Holger Rust, geboren 1946, ist Publizist und Professor für Soziologie in Hannover.

Holger Rust, geboren 1946, ist Publizist und Professor für Soziologie in Hannover.

Die Geschichte, die ich hier erzählen will, sozusagen als Hintergrundbericht zu einer kleinen Spruchweisheit, die auf sehr interessante Weise sehr aktuell ist, beginnt irgendwann in den 1960er Jahren im Büro des Soziologen Robert K. Merton - nicht zu verwechseln, aber doch verwandt mit dem Wirtschaftswissenschafter und Nobelpreisträger Robert C. Merton: Robert K. ist der Vater. Der lehrte Soziologie an der Columbia University. Wobei man erwähnen sollte, um die Fallhöhe der nun folgenden munteren Übung in NI (Natürlicher Intelligenz) angemessen zu beschreiben, dass der akademische Lehrer von Merton sr., Talcott Parsons, Soziologie-Professor in Harvard war und dass der Sohn, Merton jr., heute an der Harvard Business School lehrt.

Nun ja: Eines Tages also in diesen Jahren schickte der Historiker Bernard Bailey (noch ein Harvardprofessor) seinem Kollegen Merton einen Zettel mit einer Frage nach New York: Woher bitte, wollte der Historiker wissen, stamme eigentlich jenes Sprichwort, demzufolge Zwerge, die auf den Schultern von Riesen säßen, weiter sähen als die Riesen selbst? Merton (also Robert K.), dessen Forschungsgebiet die Entstehung des Wissens war, verfügte als Professor einer Elite-Universität natürlich über ein fantastisches Archiv mit Klassikern, von denen heute nicht einmal Google etwas ahnt, mit jeder Menge Erstausgaben und seltenen Manuskripten.

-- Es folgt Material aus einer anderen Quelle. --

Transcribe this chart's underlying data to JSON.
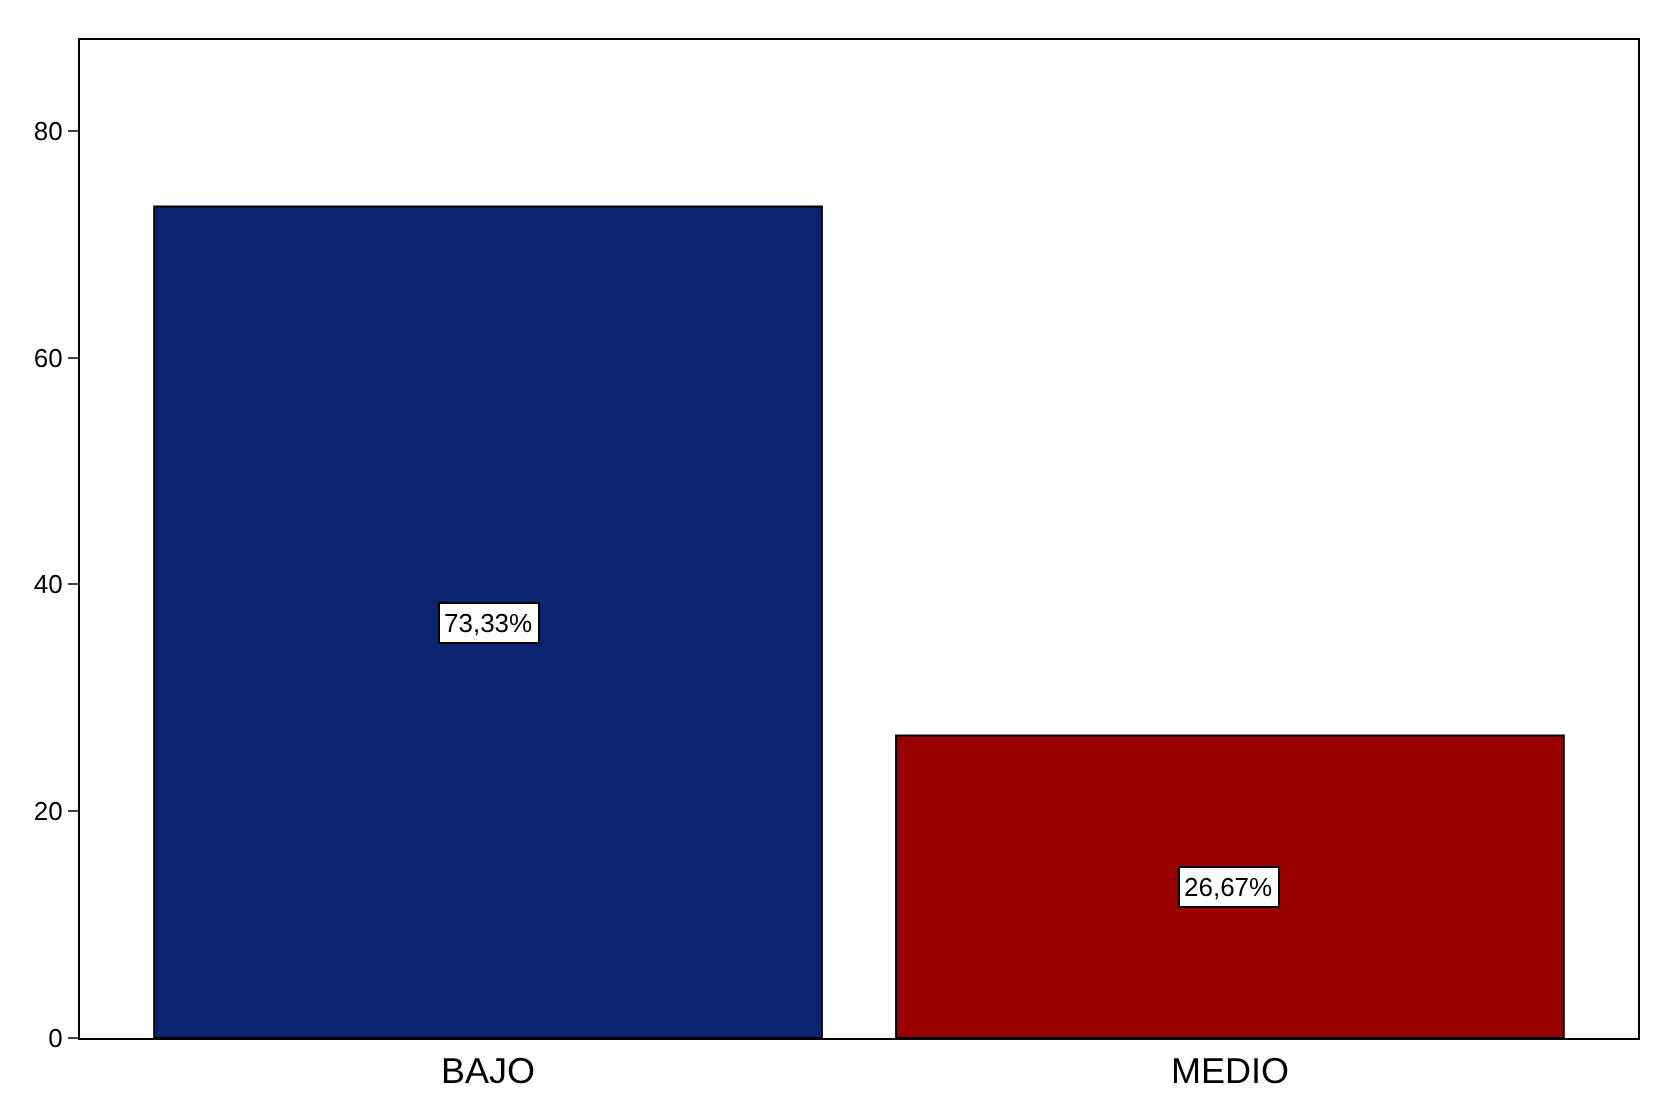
{
  "chart_data": {
    "type": "bar",
    "categories": [
      "BAJO",
      "MEDIO"
    ],
    "values": [
      73.33,
      26.67
    ],
    "colors": [
      "#0a2470",
      "#990000"
    ],
    "value_labels": [
      "73,33%",
      "26,67%"
    ],
    "ylim": [
      0,
      88
    ],
    "yticks": [
      0,
      20,
      40,
      60,
      80
    ],
    "grid": false,
    "legend": false
  }
}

In diesem Material suchte er nach Zitierungen der Weisheit, fasste zusammen, was er alles so gefunden hatte, und sandte das Ergebnis an seinen Kollegen Bailey - ein über 200 Seiten starkes Dos-sier, das dem Spruch in die tiefsten Tiefen der Geschichte nachspürte, ihn in ungezählten Texten formuliert, ja sogar in sakralen Bauwerken in Stein gemeißelt fand, auf Gemälden festgehalten und in Traktaten zu der einfachen Weisheit verdichtet: Die Zwerge symbolisierten die Jugend mit ihrem neuen Wissen, die Riesen die an Erfahrung reichen Altvorderen. Auf deren Schultern also sitzt der kecke Nachwuchs und berichtet nach unten, zu welch erweiterten Horizonten man aufbrechen könnte.

Wenige Jahre später kam das Skript als Buch auf den Markt - auch auf Deutsch im Syndikat-Verlag: "Auf den Schultern von Riesen". Es war schnell vergriffen und wurde dann als Taschenbuch bei Suhrkamp aufgelegt. Ein Geheimtipp mit der klaren Botschaft: Es ist unergiebig und fahrlässig, die Zwerge nur bei der Hand zu nehmen und in den niedrigen Bahnen von Tradition und Habitus zu führen, wie das oft geschieht.

Die Zwerge gehen dann bei Fuß und finden ihre Horizonte in Kniehöhe. Doch Vorsicht: Wie wir aus der Weisheit der Märchen wissen, sind Zwerge schnell gereizt. So werden sie eines Tages den Riesen auf die Schultern steigen, unbemerkt und heimlich, um über den alten Horizont hinaus zu sehen. Wenn sie genug gesehen haben, springen sie ab, nehmen Wissen mit und erfinden heimlich neues, um den Alten Feuer unterm Hintern zu machen, und tanzen dazu.